Subtraction.com

Offending Experts and Pleasing Everybody

An audio recording of my talk at Carson Systems’s Future of Web Apps conference has been posted online, so those interested in what I had to say but who couldn’t make it to the conference can now have a listen.

For myself, I’m pretty sure I’ll never plop it onto my iPod, as I hate hearing recordings of my voice. This probably runs counter to my interest in continually improving as a public speaker; it would do me some good to sit down and hear all my gaffes, my stuttering and my aimless diction. But I already subject myself to plenty of discomforts in the name of self-improvement, so this is one I’m just going to forgo for the time being.

I don’t mean to discourage you from listening to it, though. Several people told me my performance was ‘not all that bad’ and ‘definitely less painful than watching the slaughter of kittens.’ Go hear for yourself!

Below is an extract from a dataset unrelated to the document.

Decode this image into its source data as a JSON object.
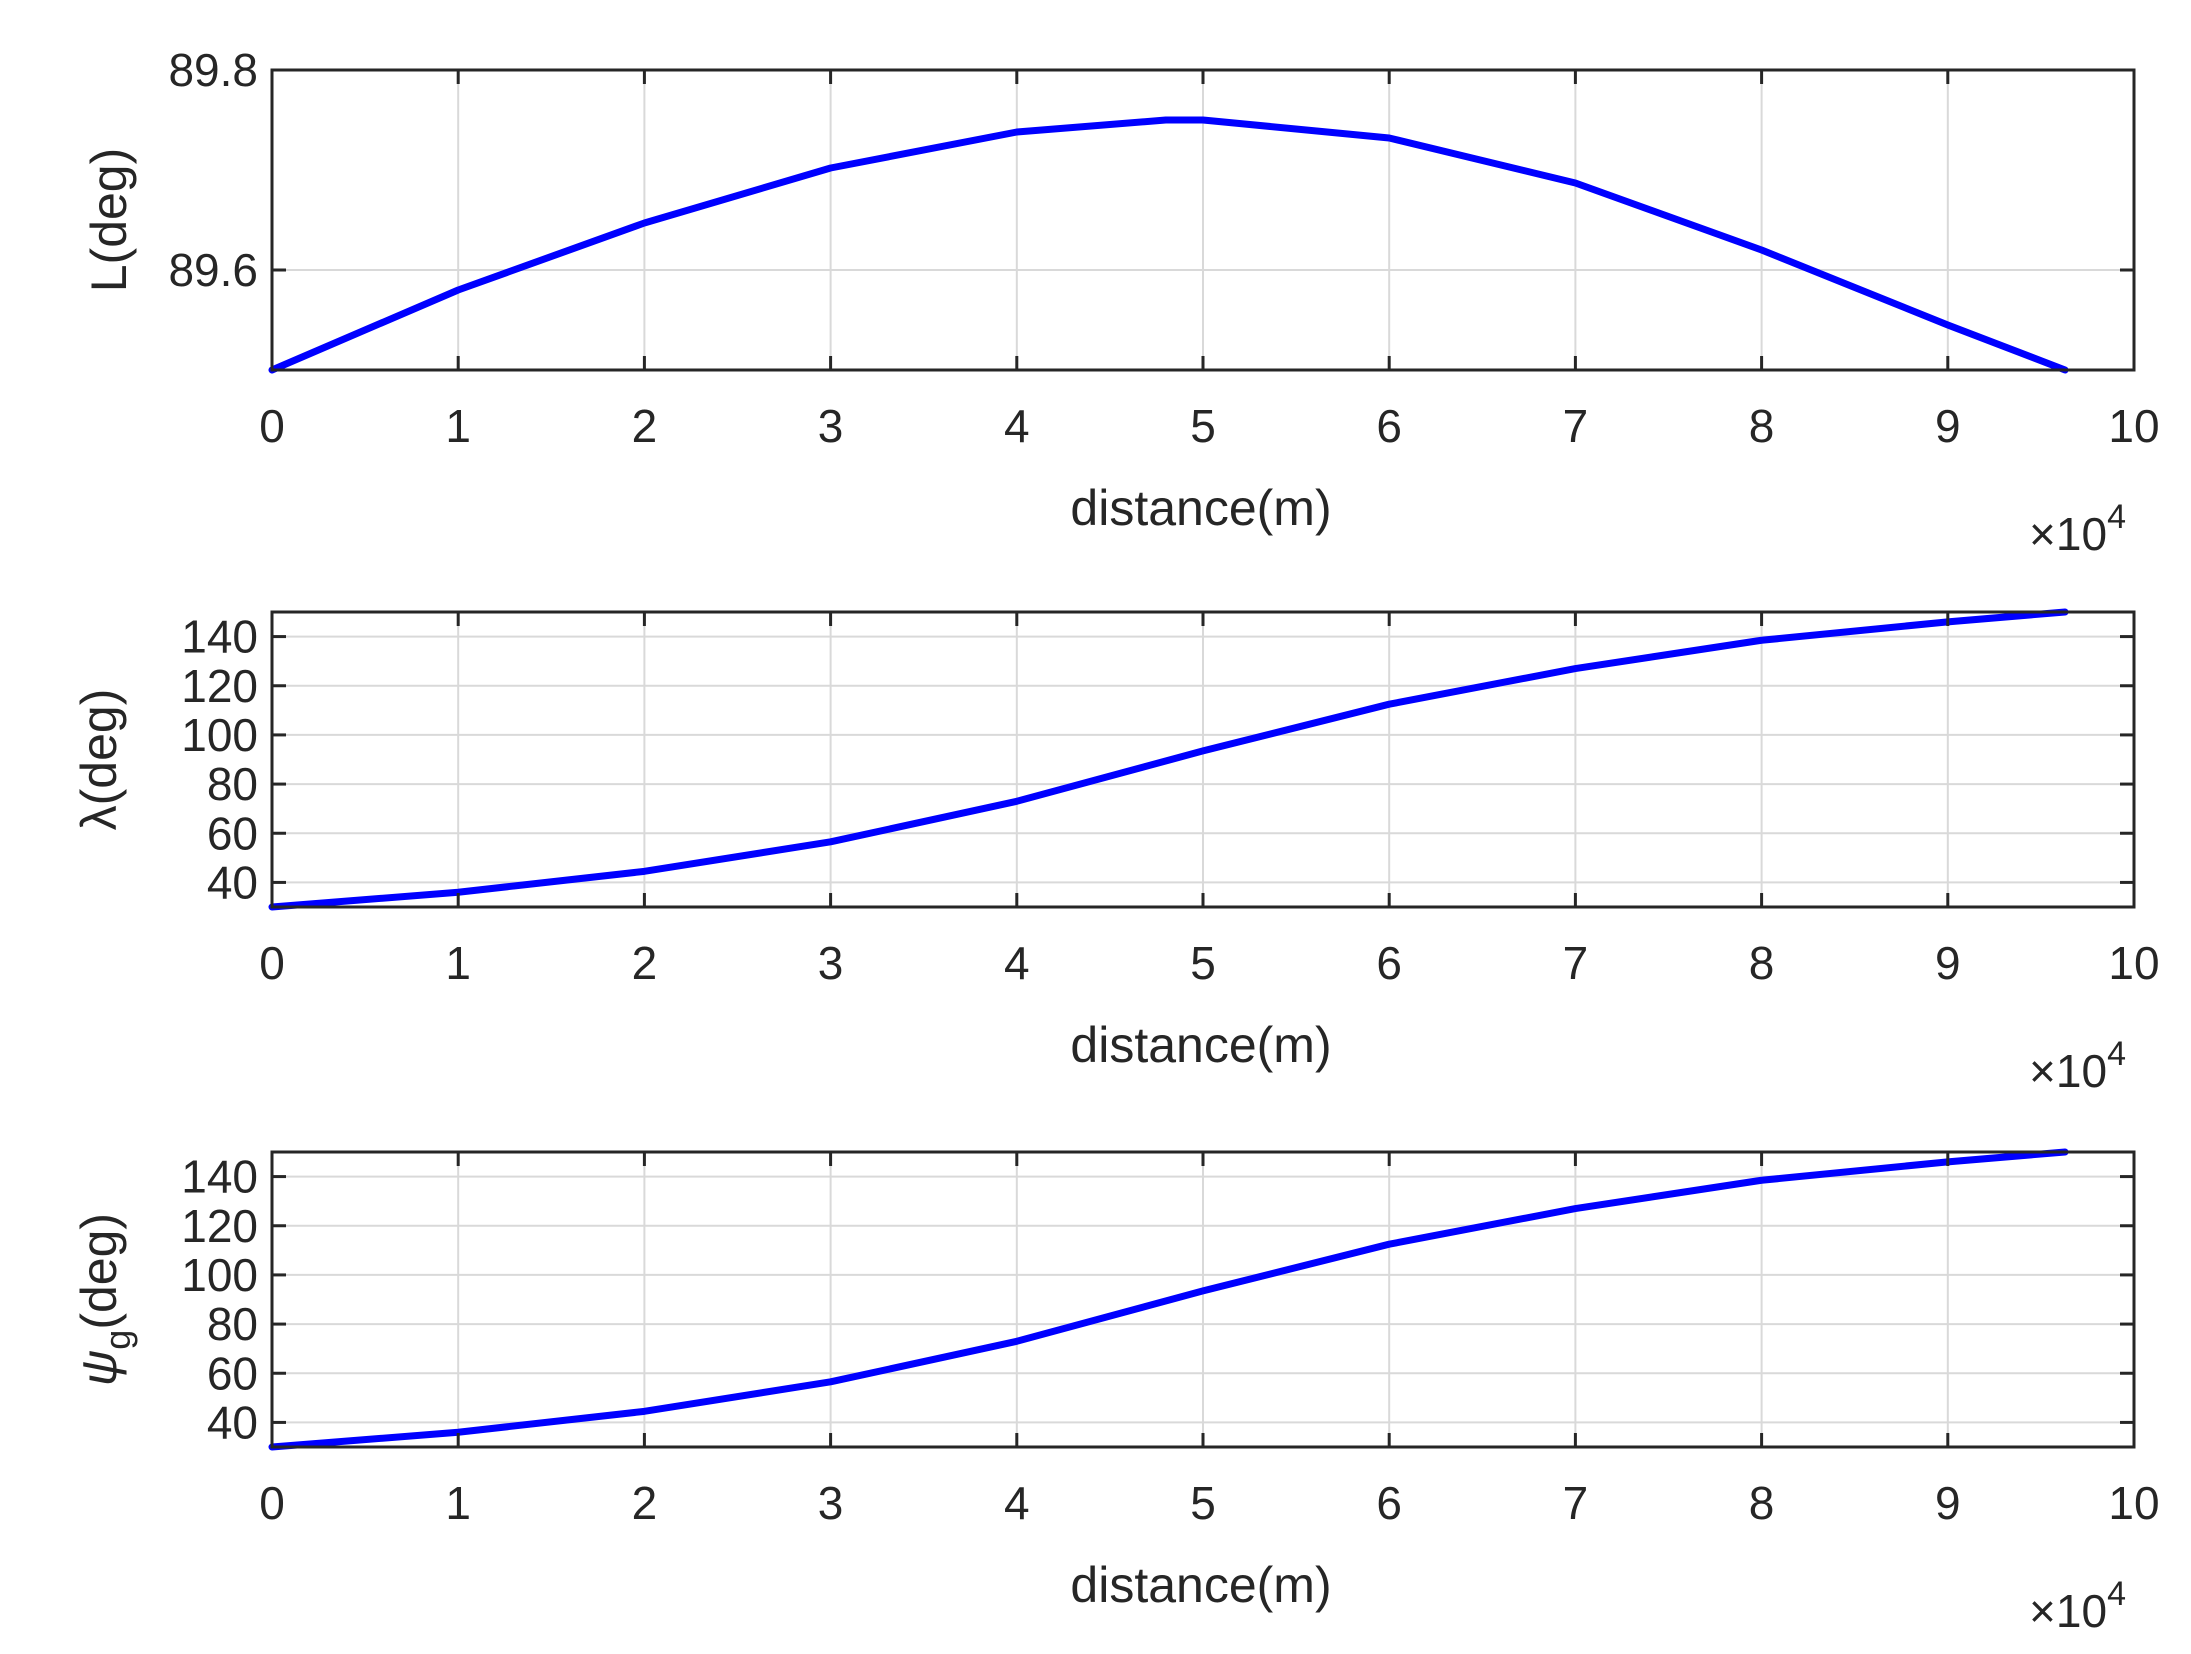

On a less disingenuously self-deprecating note, I wanted to share here a visual illustration of one of the things I mentioned in my talk. The idea is that, as interaction designers, we of course don’t want to offend any segment of the user base. But if you’re going to offend anyone, it should be experts and not beginners or intermediates.

Features, Usage and Users

When discussing features on design and development teams, I have occasionally heard the sentiment that, “We don’t want to remove that feature, because power users really need that.”

My take is often that, no they actually don’t, and the reason is that a product that’s been designed to beautifully map to the needs of a beginner or intermediate is very likely to delight an expert, too.

It’s become a cliché to cite the iPod for this, but it’s true that that device is a beginner- and intermediate-focused product that experts nevertheless find completely engaging. I would also cite Nintendo’s Wii gaming system, which is so well geared towards those with negligible gaming skills that even I bought one. And outside of the hardware world, there’s the case of Google’s minimalistic home page, 37signals’ Basecamp, and more recently, Twitter, which has virtually no affordances aimed at experts.

On the other hand, products designed to map closely to the needs of experts are often turn-offs to beginners and intermediates. Users who come across features that reveal not just the complexity but also the specificity that experts need often quickly decide, “This isn’t for me.” Rarely will a beginner find herself delighted as to how well a product has been designed to map to a skillset she doesn’t yet have.

It’s not just this emotional reaction that leads me to favor those with less experience over those with more. It’s this chart, taken from Alan Cooper’s immensely helpful book, “About Face 2.0,” which shows the distribution of users across expertise levels — as in, where are the most users?

When I saw this, it inspire me to doodle a similar visualization that shows how feature usage is distributed across the spectrum of users’ expertise levels. That is, who uses the most features in a given product? By and large, beginners and intermediates use relatively few, and experts often come close to using the full complement of a product’s features.

If you lay the two graphs on top of one another, you get a not particularly scientific but fairly instructive idea of where the sweet spot lies.

That purple overlap area is where I’d say that the majority of design and development effort should be focused: on features that will be used primarily by beginners and intermediates, and not so much on experts. You’ll notice that as a distribution of features, this visualization still tends to skew to the right edge of the expertise axis; a greater number of features will always benefit those with more experience, it’s true, but the fall-off point is key. In my experience, it’s not necessary to continue to climb that curve of feature quantity all the way to the far top, right. Just design and build the features that most people need.